Sobre esta, Gomlevsky se atém, primordialmente, ao trabalho expressivo do ator, à construção da personagem para uma atuação realista, e não à composição cênica.
- Tô cansado de ver teatro de diretor que acha que está na Casa Cor - dispara. - A forma e o estilo surgem a partir do que eu descubro. Não é algo definido, e deve ser colocado a serviço de cada peça. Penso em Kubrick, que a cada filme apresenta uma estética.
Prestes a completar 20 anos de carreira, Gomlevsky já trabalhou com Gerald Thomas, se aventurou em musicais ("Renato Russo") e clássicos ("Cyrano de Bergerac"), mas, hoje, sente a necessidade de retomar a descoberta "do personagem stanislavskiano".
- Já fiz teatro experimental, pós-dramático, mas sinto uma necessidade de retornar ao que seria o figurativismo na pintura - diz. - Tem gente que acha isso ultrapassado. Mas vejo que certos encenadores tiraram do ator a sua condição de criador de personagens. E essa peça é um prato cheio para os que gostam de construir. São personagens ricos, multifacetados, profundos.
Localizada num país fictício controlado por um regime totalitário, a peça começa numa sala de interrogações, onde um homem é instado a responder aos questionamentos de dois policiais. O homem, chamado Katurian (Gomlevsky), é um escritor de histórias de horror. Tupolski (Tonico Pereira) e Ariel (Miguel Thiré) são os detetives que o pressionam a dizer a verdade. A verdade que eles querem é tudo o que Katurian não tem a oferecer. Autor de contos bizarros, suas narrativas guardam semelhanças com uma série de assassinatos envolvendo crianças que passam a acontecer. Em meio ao interrogatório, o escritor descobre que seu irmão doente mental, Michal (Ricardo Blat), além de ser o autor dos crimes, também o incriminou. Na iminência de ser preso, ele luta pela sobrevivência e pela liberdade - de si e também de sua expressividade artística.
- Acho que a criação, por mais bizarra e incômoda que seja, deve ser livre. Não deve haver censura ao artista.

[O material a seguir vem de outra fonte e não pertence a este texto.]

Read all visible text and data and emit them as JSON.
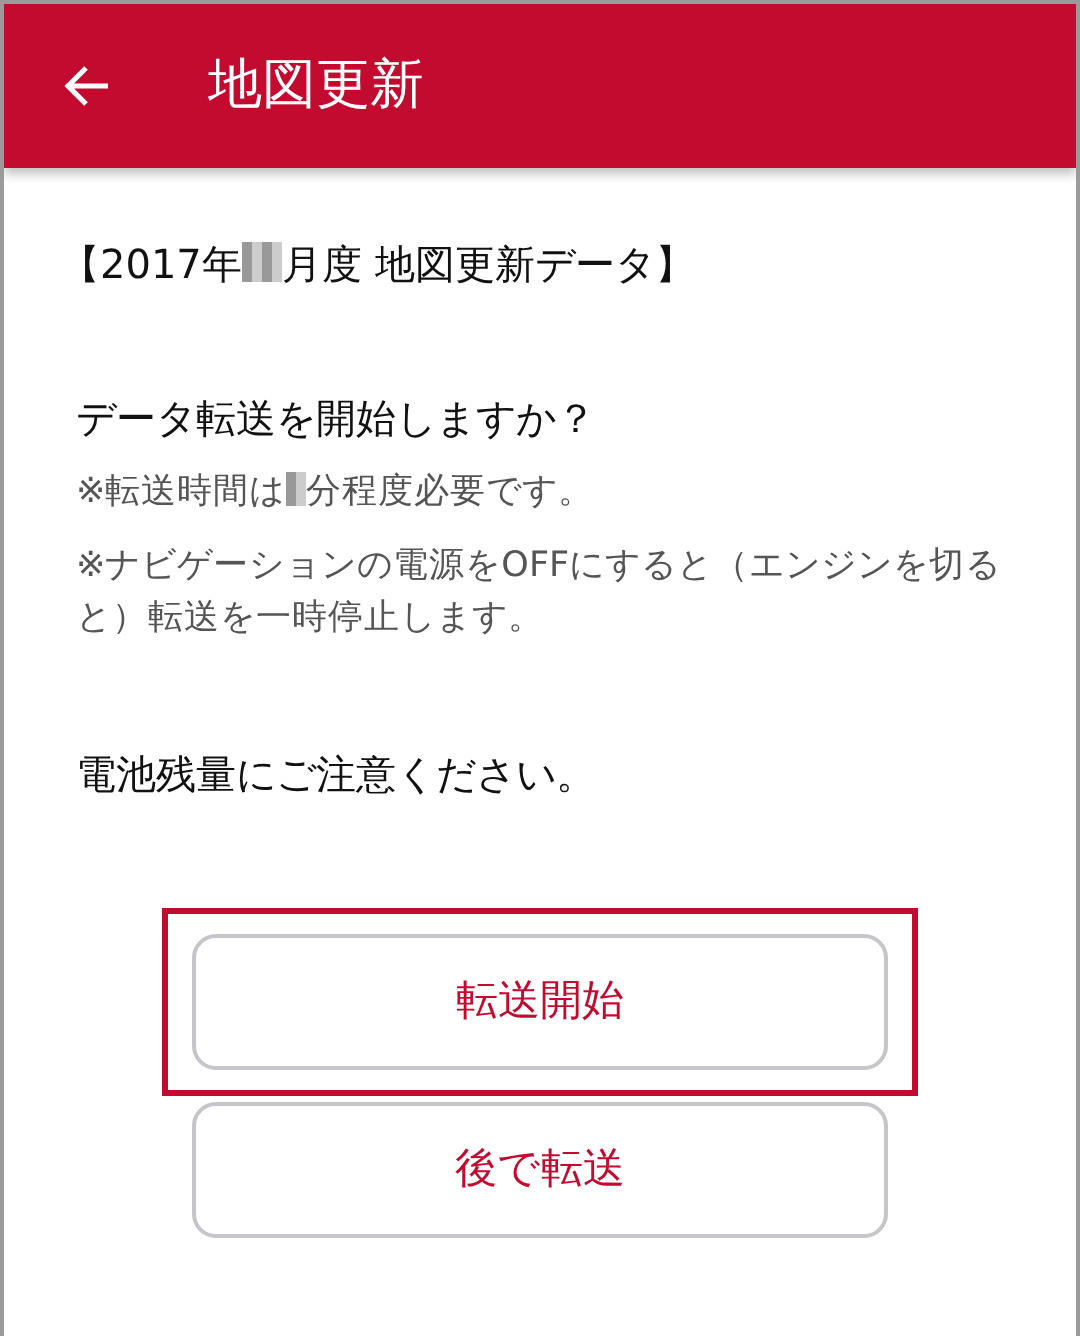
{
  "app_bar": {
    "title": "地図更新"
  },
  "heading": {
    "parts": [
      "【2017年",
      "月度 地図更新データ】"
    ]
  },
  "question": "データ転送を開始しますか？",
  "notes": [
    {
      "parts": [
        "※転送時間は",
        "分程度必要です。"
      ]
    },
    {
      "parts": [
        "※ナビゲーションの電源をOFFにすると（エンジンを切ると）転送を一時停止します。"
      ]
    }
  ],
  "warning": "電池残量にご注意ください。",
  "buttons": [
    {
      "label": "転送開始",
      "highlighted": true
    },
    {
      "label": "後で転送",
      "highlighted": false
    }
  ]
}
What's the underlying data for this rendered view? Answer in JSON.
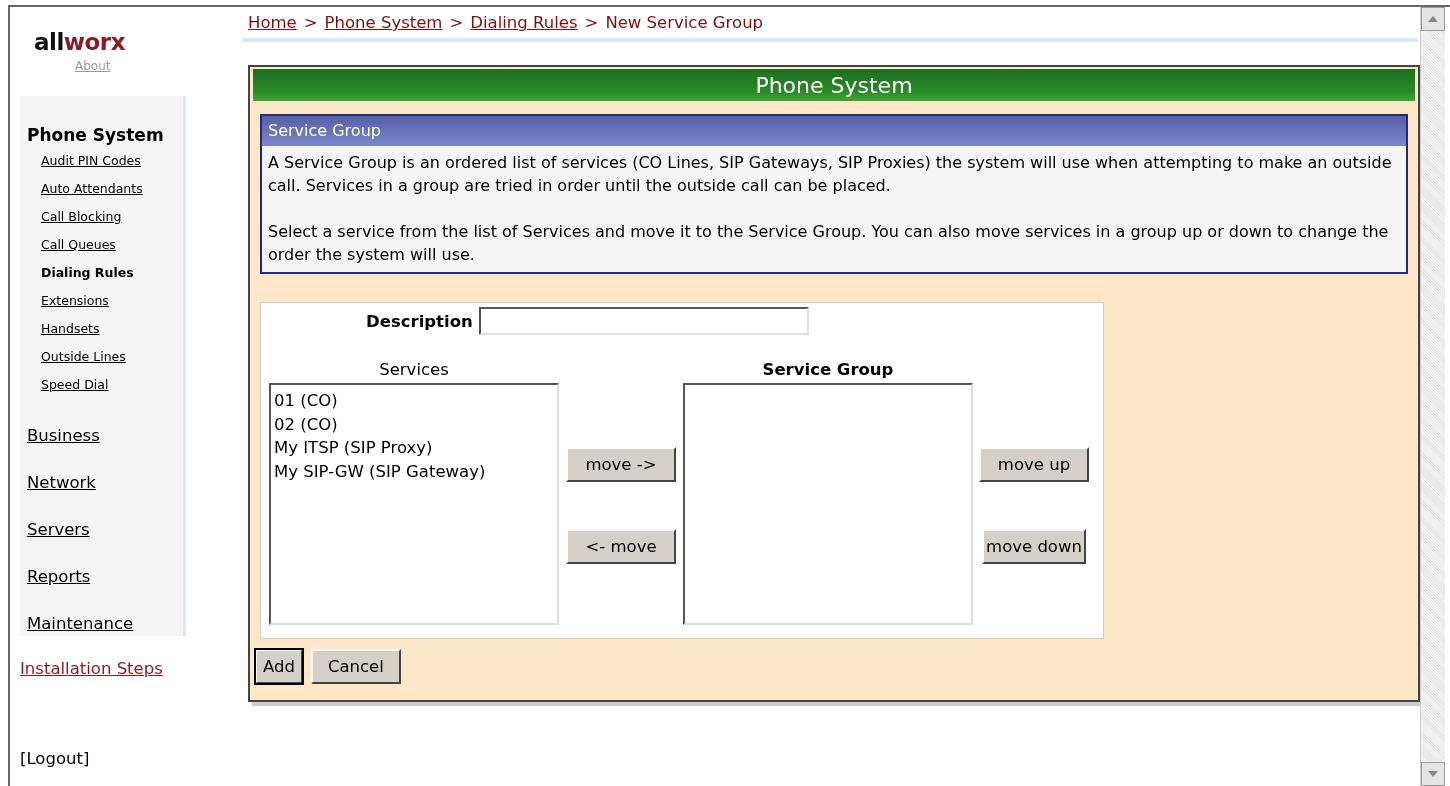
{
  "logo": {
    "part_1": "all",
    "part_2": "worx"
  },
  "about_link": "About",
  "sidebar": {
    "section_title": "Phone System",
    "items": [
      {
        "label": "Audit PIN Codes",
        "selected": false
      },
      {
        "label": "Auto Attendants",
        "selected": false
      },
      {
        "label": "Call Blocking",
        "selected": false
      },
      {
        "label": "Call Queues",
        "selected": false
      },
      {
        "label": "Dialing Rules",
        "selected": true
      },
      {
        "label": "Extensions",
        "selected": false
      },
      {
        "label": "Handsets",
        "selected": false
      },
      {
        "label": "Outside Lines",
        "selected": false
      },
      {
        "label": "Speed Dial",
        "selected": false
      }
    ],
    "sections": [
      "Business",
      "Network",
      "Servers",
      "Reports",
      "Maintenance"
    ]
  },
  "installation_link": "Installation Steps",
  "logout_link": "[Logout]",
  "breadcrumb": [
    {
      "label": "Home",
      "kind": "link"
    },
    {
      "label": ">",
      "kind": "separator"
    },
    {
      "label": "Phone System",
      "kind": "link"
    },
    {
      "label": ">",
      "kind": "separator"
    },
    {
      "label": "Dialing Rules",
      "kind": "link"
    },
    {
      "label": ">",
      "kind": "separator"
    },
    {
      "label": "New Service Group",
      "kind": "current"
    }
  ],
  "panel": {
    "title": "Phone System",
    "info_box": {
      "title": "Service Group",
      "paragraphs": [
        "A Service Group is an ordered list of services (CO Lines, SIP Gateways, SIP Proxies) the system will use when attempting to make an outside call. Services in a group are tried in order until the outside call can be placed.",
        "Select a service from the list of Services and move it to the Service Group. You can also move services in a group up or down to change the order the system will use."
      ]
    },
    "form": {
      "description_label": "Description",
      "services_label": "Services",
      "services": [
        "01 (CO)",
        "02 (CO)",
        "My ITSP (SIP Proxy)",
        "My SIP-GW (SIP Gateway)"
      ],
      "group_label": "Service Group",
      "move_right_button": "move ->",
      "move_left_button": "<- move",
      "move_up_button": "move up",
      "move_down_button": "move down"
    },
    "buttons": [
      {
        "label": "Add",
        "focused": true
      },
      {
        "label": "Cancel",
        "focused": false
      }
    ]
  }
}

O dilema do personagem dispara reflexões sobre crueldade das relações humanas, abuso, autoridade, intolerância e sobre o poder de influência da obra de arte.
- O escritor lia suas histórias para o irmão, e então ele depara com o resultado disso - diz. - É uma situação forte. Ela me faz pensar em como a arte pode levar alguém a fazer algo positivo ou negativo, como entrar num cinema e matar pessoas. Vivemos uma época violenta e também de pasteurização da arte. O teatro, em muitos casos, virou um lugar anestésico, de puro entretenimento. Eu me preocupo e quero refletir sobre isso.